Traitement de l’hypertension: Quelle est la pression diastolique optimale?

Depuis l’étude de Framingham conduite il y a plus de 40 ans, il est connu qu’une valeur de pression artérielle systolique accrue constitue un facteur de risque ­cardiovasculaire plus important qu’une valeur de pression artérielle diastolique accrue [1]. Toutefois, les ­répercussions de cette dernière font encore et toujours l’objet de diverses discussions.
Les données de plus de 7500 patients hypertendus (dont 60% d’hommes, âge de près de 66 ans, avec et sans diabète), qui ont atteint l’objectif ambitieux d’un contrôle de leur pression artérielle systolique <130 mm Hg, ont été évaluées dans le cadre d’analyses post hoc de deux grandes études (ACCORD-BP, SPRINT; [2, 3]). Il s’est avéré que les maladies cardiovasculaires (infarctus du myocarde, accidents vasculaires cérébraux) présentaient une relation en forme de U (dans la littérature anglophone: «J-shaped curve») avec les ­valeurs de pression artérielle diastolique dans ces ­populations. Significativement plus d’évènements sont survenus en cas de valeurs de 60–70 mm Hg qu’en cas de valeurs comprises entre 70 et 80 mm Hg [4].
Il s’agit là de données importantes, qui pourraient aboutir à une reformulation de l’objectif de pression artérielle diastolique. Toutefois, la causalité n’est pas avérée. Par ailleurs, la question de savoir s’il existe une valeur seuil diastolique désavantageuse (par opposition à une association continue) reste elle aussi encore sans réponse.
1 Circulation. 1980, doi.org/10.1161/01.CIR.61.6.1179.
2 N Engl J Med. 2010, doi.org/10.1056/NEJMoa1001286.
3 N Engl J Med. 2015, doi.org/10.1056/NEJMoa1511939.
Rédigé le 27.02.2021.

Nouveautés dans le domaine de la biologie

Des microsystèmes bactériens administrés par voie orale pour le traitement de l’urémie?

Les ours en hibernation sont anuriques durant plusieurs mois. Toutefois, non seulement ils ne développent pas d’urémie, mais en plus, leurs valeurs sanguines d’urée diminuent environ de moitié. Cela s’explique par des bactéries intestinales (uréase-positives) clivant l’urée et par la capacité des ours – contrairement à l’être humain – à recycler l’urée et à la dégrader en azote (plus précisément: en ammoniac et en bicarbonate).
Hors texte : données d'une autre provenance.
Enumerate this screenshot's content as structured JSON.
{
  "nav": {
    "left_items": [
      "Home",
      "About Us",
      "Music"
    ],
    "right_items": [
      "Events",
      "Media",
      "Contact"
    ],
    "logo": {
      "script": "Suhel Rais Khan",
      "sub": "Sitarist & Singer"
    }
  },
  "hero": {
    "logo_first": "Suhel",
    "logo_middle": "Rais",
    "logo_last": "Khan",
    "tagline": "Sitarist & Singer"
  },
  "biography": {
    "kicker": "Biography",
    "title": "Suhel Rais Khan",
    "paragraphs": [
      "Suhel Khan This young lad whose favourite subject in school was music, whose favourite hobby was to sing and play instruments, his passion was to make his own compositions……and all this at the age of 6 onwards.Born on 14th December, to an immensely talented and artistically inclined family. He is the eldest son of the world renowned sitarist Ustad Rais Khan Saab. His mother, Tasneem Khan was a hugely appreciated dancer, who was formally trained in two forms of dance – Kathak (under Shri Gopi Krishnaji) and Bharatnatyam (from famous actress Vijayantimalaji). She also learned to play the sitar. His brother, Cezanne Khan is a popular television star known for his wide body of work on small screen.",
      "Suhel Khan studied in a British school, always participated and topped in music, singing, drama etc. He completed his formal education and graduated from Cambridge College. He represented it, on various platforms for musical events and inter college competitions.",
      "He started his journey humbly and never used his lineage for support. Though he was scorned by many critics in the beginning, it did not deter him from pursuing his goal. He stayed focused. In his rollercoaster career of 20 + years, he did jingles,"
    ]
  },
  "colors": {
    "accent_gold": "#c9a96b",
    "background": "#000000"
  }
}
L’azote est utilisé pour le maintien de la masse musculaire et de la masse osseuse, qui ne diminuent dès lors pas durant l’hibernation.
L’apport de bactéries contenant de l’uréase pourrait-il également corriger l’urémie chez l’être humain? Peut-être, car chez des souris atteintes d’insuffisance rénale, un cocktail microbien est parvenu avec succès à réduire l’accumulation de déchets azotés, tels que l’urée et la créatinine. Sur le plan technique, deux souches bactériennes clivant l’urée ont été combinées avec une souche bactérienne capable de reconvertir en acides aminés l’ammoniac produit par les autres souches. Les bactéries non manipulées génétiquement provenaient d’une source naturelle, le microbiote fécal. Le mélange bactérien a été enrobé d’une membrane présentant une perméabilité sélective vis-à-vis des métabolites pertinents, encapsulé et administré par voie orale.
Le tout paraît élégant et presque simple. Cela fonctionnera-t-il également chez l’être humain?
Rédigé le 25.02.2021.

Oui, peut-être en tant qu’intervention chez les personnes ayant des poussées récidivantes d’entérocolite à Clostridioides difficile …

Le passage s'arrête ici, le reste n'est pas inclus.